Directed by: Anupam Kher

Starring: Shubhangi, Anupam Kher, Pallavi Joshi, Jackie Shroff, Arvind Swamy, Karan Tacker, Nasser, Boman Irani and Iain Glen

Beyond the constant plugging of the slogan, the film does give a window to the experience of living with autism. Debutante Shubhangi blends into Tanvi’s straightforward way of speaking, distinct mannerisms and peculiar walking style, becoming a rather investing anchor point to understanding her situation. She is a gifted musician, always paying close attention to words that are spoken and suggestions that are being given. Like when her mother, Vidya (Pallavi Joshi) deconstructs the meaning of complex Hindi words, Tanvi is later seen using them in sentences from memory. Or when she has her own inside jokes to ordinary things which she delivers with a “Funny, no?” exclamation and chuckles to herself. We also see her getting panic attacks when situations don’t necessarily favor her, for instance, when she runs out of a room, wailing that it doesn’t have windows. These are some smaller moments spread unevenly through the first half, filled with a sense of tenderness. On other occasions, the film quickly spills over to become loud, melodramatic and overly patriotic for no reason. Lest we forget, this is still an Anupam Kher directorial.

Tanvi is given a dream to join the army. Her father, Samar Pratap Raina (Karan Tacker), was a soldier who died due to a landmine blast while being on his way to Siachen, an army posting he was looking forward to. When Tanvi shares her dream with her grandfather, retired Col. Pratap Raina (Kher), he almost calls her 'abnormal' only to later allow her to attend an army academy. After spending time there, Tanvi goes through a transformation. It seems like her autism wears away after the ‘discipline’ she followed for some time.

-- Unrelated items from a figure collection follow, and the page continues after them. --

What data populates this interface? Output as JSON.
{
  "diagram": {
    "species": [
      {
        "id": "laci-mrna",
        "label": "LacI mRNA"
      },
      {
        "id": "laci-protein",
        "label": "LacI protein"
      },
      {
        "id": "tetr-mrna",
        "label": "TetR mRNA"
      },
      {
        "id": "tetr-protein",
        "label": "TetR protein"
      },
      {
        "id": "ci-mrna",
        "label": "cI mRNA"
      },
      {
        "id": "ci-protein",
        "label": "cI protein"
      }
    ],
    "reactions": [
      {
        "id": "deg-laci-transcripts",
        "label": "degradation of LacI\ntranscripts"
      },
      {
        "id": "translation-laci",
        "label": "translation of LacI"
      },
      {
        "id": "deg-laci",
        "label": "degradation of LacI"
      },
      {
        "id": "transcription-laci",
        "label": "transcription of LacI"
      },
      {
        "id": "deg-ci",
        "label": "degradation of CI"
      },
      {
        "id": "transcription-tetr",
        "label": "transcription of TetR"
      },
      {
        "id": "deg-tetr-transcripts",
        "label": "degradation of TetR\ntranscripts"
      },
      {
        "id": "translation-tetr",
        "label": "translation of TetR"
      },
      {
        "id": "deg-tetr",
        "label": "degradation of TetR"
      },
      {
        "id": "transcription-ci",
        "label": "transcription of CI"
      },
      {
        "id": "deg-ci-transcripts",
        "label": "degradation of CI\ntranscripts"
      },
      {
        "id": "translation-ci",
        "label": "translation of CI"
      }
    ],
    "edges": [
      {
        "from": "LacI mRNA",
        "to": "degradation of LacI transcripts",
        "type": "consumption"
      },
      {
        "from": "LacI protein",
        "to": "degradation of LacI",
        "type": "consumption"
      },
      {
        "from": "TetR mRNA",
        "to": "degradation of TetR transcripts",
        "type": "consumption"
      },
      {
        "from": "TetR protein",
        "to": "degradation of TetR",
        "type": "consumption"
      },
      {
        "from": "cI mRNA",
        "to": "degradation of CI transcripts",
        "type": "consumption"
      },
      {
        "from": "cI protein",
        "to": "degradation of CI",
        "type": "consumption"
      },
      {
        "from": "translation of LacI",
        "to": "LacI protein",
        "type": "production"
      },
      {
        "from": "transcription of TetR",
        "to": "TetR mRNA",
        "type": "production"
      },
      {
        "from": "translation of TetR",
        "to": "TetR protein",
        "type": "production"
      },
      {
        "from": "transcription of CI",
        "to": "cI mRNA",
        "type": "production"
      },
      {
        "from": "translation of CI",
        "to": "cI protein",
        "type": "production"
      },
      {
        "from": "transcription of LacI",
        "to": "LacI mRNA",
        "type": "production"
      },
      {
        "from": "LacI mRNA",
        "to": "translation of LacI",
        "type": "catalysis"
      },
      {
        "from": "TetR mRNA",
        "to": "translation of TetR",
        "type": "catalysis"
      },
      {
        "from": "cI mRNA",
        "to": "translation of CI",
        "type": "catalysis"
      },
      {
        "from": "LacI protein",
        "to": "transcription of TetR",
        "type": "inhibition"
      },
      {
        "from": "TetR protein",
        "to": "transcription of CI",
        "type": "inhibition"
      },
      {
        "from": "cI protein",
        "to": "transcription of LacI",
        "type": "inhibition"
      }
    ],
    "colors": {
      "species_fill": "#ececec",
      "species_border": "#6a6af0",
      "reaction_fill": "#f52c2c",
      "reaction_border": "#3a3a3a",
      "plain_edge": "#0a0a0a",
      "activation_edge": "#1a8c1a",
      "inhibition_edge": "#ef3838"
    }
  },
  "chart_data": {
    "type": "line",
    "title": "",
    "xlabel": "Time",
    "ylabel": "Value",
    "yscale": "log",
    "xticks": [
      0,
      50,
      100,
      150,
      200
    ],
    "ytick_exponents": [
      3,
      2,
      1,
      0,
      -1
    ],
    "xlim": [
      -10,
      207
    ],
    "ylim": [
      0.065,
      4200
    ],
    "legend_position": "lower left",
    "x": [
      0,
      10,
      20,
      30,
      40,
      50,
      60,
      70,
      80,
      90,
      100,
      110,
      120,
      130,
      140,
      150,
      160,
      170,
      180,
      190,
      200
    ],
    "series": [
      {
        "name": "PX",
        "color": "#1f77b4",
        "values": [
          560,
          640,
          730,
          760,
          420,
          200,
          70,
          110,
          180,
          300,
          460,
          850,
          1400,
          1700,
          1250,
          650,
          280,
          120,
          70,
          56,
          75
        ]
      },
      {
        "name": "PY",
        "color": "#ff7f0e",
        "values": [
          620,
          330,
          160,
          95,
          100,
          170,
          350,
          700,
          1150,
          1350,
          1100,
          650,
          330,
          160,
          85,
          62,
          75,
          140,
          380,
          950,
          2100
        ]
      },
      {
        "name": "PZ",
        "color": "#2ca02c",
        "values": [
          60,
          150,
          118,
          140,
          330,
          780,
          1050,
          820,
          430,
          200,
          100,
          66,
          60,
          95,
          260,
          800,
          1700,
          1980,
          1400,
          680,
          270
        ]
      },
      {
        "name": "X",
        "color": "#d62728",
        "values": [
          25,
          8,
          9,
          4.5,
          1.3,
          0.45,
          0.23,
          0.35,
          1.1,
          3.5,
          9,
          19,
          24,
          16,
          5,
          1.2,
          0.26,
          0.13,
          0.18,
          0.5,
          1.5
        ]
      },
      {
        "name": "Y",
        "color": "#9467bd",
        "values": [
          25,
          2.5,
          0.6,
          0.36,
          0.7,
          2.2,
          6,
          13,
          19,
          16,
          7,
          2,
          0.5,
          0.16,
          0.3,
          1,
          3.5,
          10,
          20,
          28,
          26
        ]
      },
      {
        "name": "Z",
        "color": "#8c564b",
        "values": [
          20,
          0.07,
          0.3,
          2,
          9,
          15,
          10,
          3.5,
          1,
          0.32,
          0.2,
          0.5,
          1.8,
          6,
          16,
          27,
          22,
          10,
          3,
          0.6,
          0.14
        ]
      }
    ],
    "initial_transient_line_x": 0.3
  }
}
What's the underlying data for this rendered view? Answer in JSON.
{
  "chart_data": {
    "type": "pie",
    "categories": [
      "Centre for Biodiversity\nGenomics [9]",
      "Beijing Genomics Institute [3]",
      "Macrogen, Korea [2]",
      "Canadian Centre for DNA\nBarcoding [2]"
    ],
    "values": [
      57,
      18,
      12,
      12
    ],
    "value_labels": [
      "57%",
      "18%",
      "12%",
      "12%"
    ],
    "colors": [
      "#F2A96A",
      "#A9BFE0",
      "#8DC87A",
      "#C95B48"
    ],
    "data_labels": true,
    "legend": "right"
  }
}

In the second half, her entire existence becomes an object to serve the patriotism which the film wants to peddle. A scene suddenly shifts to an army ball where she sings a rather tacky patriotic song which turns into a tackier music video as the tricolour superimposes on her closeup shot. This was still just the second act. There is an enormous emotional sway awaiting at the climax where Tanvi has to actually elevate her ‘greatness’ by doing something that has never been done before. From Delhi to Lansdowne, she finally goes to Siachen, carrying with her the superficial burden of Kher’s hollow theatrics. Tanvi loses her autism for jingoism. The VFX heavy visuals and mind-numbing music, aimed to create a spectacle of inspiration, only leads to further perspiration.

Facilitating the ‘impossible feat’ in the climax is Jackie Shroff’s Brigadier Joshi, who arrives in a chopper only to deliver a half-hearted, almost laughable reference to the high-octane final battle from Border (1997). It hardly helps that his nickname in the army is ‘Tiger’. Even M.M. Keeravani’s songs go from heartfelt — like the lively blend of classical tunes in ‘Manchala Manva’ — to absolutely absurd by the end, mirroring the film’s confused state of being. Like a line in another song that goes, ‘Nafrat ki galiyon se dur aata hai mudna hame (We know how to turn away from the alleys of hate)’ — an antithetical reference to The Kashmir Files, perhaps?

Kher does it all and forgets the soul. Even his performance stays believable at first but becomes almost animated later. His idea of educating us is designing Vidya’s character as an expert on autism and delivering half-baked lectures about it through patchily dubbed sequences from English to Hindi. There is nothing to reflect, little to understand and not much to empathise with. Kher’s vision turns autism into a prop and patriotism into prosthesis. The weight of ‘greatness’ ultimately turns into a cinematic overkill.